As if leaving a half-trillion dollar budget deficit for the next administration wasn’t enough.
This morning, President Bush signed into law a $300-billion bailout for Fannie Mae and Freddie Mac. He had threatened to veto the bill because it included $3.9 billion for local communities to purchase and maintain foreclosed homes. But he signed it anyway.
Now, you may well ask, “What choice did he have?” And that’s a good question. It’s certainly true that Fannie Mae and Freddie Mac cannot be allowed to fail. Far too many Americans have home mortgages in which one of these two government-sponsored corporations have financial stakes.

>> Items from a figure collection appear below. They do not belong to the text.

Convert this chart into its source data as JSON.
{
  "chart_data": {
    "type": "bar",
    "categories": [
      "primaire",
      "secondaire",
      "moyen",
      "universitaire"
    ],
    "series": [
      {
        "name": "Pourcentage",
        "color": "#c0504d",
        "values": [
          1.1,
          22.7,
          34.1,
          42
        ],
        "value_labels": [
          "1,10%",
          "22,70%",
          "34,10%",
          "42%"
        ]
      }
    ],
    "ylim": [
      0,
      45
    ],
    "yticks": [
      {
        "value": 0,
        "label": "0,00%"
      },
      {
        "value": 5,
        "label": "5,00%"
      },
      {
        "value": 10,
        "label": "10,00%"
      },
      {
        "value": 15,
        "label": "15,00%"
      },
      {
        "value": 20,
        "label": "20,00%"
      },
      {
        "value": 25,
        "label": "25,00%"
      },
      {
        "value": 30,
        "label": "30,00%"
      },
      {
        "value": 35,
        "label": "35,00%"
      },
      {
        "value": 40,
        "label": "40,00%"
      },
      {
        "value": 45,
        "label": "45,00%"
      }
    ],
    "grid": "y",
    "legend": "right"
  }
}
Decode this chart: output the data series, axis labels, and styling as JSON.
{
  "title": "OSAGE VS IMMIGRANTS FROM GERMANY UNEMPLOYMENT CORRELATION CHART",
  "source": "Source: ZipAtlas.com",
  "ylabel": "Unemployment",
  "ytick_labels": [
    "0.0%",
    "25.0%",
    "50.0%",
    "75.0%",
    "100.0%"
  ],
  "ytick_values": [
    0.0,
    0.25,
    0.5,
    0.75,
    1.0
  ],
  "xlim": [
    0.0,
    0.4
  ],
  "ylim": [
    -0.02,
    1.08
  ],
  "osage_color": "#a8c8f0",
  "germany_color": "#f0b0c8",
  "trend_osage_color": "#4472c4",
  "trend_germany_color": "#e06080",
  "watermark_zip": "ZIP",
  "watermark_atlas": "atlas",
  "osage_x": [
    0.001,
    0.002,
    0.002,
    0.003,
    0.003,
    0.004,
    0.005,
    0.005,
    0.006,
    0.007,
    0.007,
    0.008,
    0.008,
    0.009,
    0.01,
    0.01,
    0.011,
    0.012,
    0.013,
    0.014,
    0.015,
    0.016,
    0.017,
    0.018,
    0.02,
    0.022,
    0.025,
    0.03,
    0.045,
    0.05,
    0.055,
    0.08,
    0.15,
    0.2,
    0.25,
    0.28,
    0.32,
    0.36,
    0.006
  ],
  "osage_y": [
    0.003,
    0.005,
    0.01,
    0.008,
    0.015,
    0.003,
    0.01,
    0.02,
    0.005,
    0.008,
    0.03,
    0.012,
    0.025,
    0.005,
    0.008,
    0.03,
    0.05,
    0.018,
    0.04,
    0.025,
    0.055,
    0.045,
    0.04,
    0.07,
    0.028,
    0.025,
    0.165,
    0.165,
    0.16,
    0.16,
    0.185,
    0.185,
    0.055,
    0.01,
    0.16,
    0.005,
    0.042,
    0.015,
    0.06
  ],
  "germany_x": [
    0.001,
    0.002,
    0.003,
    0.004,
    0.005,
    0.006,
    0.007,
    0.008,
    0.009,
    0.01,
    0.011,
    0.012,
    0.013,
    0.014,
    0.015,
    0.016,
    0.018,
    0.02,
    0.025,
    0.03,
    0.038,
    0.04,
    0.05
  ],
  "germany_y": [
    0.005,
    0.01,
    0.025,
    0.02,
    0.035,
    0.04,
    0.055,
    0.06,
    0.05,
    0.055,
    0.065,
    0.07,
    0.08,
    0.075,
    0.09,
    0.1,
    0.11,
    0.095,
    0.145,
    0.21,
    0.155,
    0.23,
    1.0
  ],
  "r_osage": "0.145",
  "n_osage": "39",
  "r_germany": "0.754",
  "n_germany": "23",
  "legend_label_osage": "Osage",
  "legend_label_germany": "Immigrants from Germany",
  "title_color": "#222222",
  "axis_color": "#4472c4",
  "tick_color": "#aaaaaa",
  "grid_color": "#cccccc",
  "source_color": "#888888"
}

And something like one in five hundred homes in America is in foreclosure.
What’s wrong with the “tough love” angle? Would the foreclosure of .2% of homes going to have that significant an impact? Overall prices would drop, yes, but once the inventory resulting from the foreclosures gets sold off, that will be that. The market correction simply needs to happen, be done with, and then the rest of us have to pick up the pieces and move on. The system has already been shocked. This is closing the barn door after the horses have escaped.
When you have a bandage that needs to come off, you have to rip it off even if it’s been stuck on a bunch of hairs. Yes, it’s going to hurt. But since you know it’s going to hurt, the best thing to do is to rip it all off at once, take all the pain at the same time, and then it’s done. Isn’t that the same situation we face with the housing market correcting itself?